The neural network architecture that the team developed, Netcast, involves storing weights in a central server connected to a smart transceiver. The smart transceiver, a thumb-size chip that can receive and transmit data, uses silicon photonics to fetch trillions of weights from memory each second. Weights are received as electrical signals and subsequently encoded onto lightwaves. Since the weight data is encoded as bits — 1s and 0s — the transceiver converts them by switching lasers. A laser is turned on for a 1 and off for a 0. It combines these lightwaves and then periodically transfers them through a fiber optic network so a client device doesn’t need to query the server to receive them.

Once the lightwaves arrived at the client device, a broadband Mach-Zehnder modulator used them to perform superfast analog computation. This involved encoding input data from the device, such as sensor information, onto the weights. Then, it sent each individual wavelength to a receiver that detected the light and measured the result of the computation.

The researchers devised a way to set the modulator to do trillions of multiplications per second. This vastly increased the speed of computation on the device while using only a tiny amount of power.

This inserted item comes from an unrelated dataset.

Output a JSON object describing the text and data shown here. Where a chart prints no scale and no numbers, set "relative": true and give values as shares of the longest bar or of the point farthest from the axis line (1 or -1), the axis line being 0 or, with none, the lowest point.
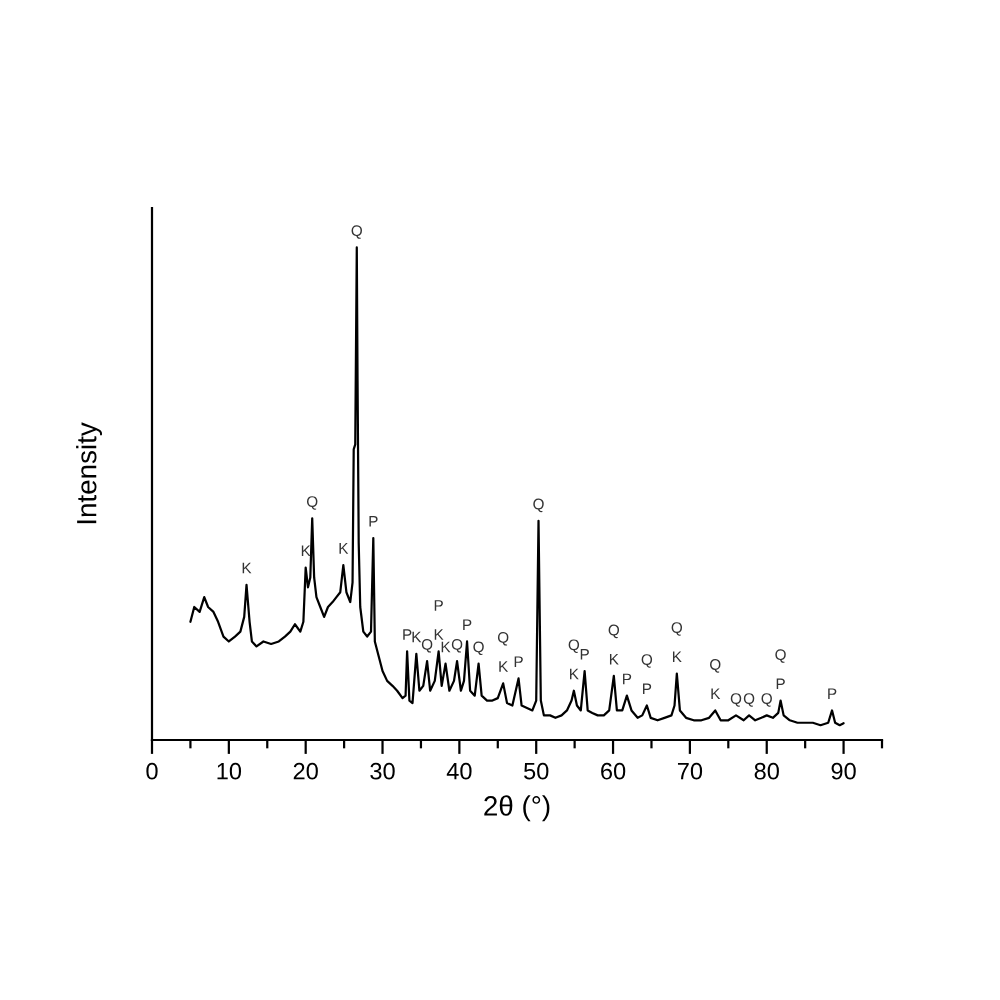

“In order to make something faster, you need to make it more energy efficient,” Sludds said. "But there is a trade-off. We’ve built a system that can operate with about a milliwatt of power but still do trillions of multiplications per second. In terms of both speed and energy efficiency, that is a gain of orders of magnitude.”

The researchers tested the architecture by sending weights over an 86-km fiber connecting their lab to MIT Lincoln Laboratory. Netcast enabled machine learning with high accuracy — 98.7% for image classification and 98.8% for digit recognition — at rapid speeds.

Now, the researchers want to iterate on the smart transceiver chip to achieve even better performance. They also want to miniaturize the receiver, which is currently the size of a shoebox, to the size of a single chip. This would enable the chip to fit onto a smart device like a cellphone.

Euan Allen, a Royal Academy of Engineering Research fellow at the University of Bath who was not involved with this work, said, “Using photonics and light as a platform for computing is a really exciting area of research with potentially huge implications on the speed and efficiency of our information technology landscape. The work of Sludds et al. is an exciting step toward seeing real-world implementations of such devices, introducing a new and practical edge-computing scheme whilst also exploring some of the fundamental limitations of computation at very low (single-photon) light levels.”

The research is funded, in part, by NTT Research, the National Science Foundation, the Air Force Office of Scientific Research, the Air Force Research Laboratory, and the Army Research Office.

The research was published in Science (www.doi/10.1126/science.abq8271).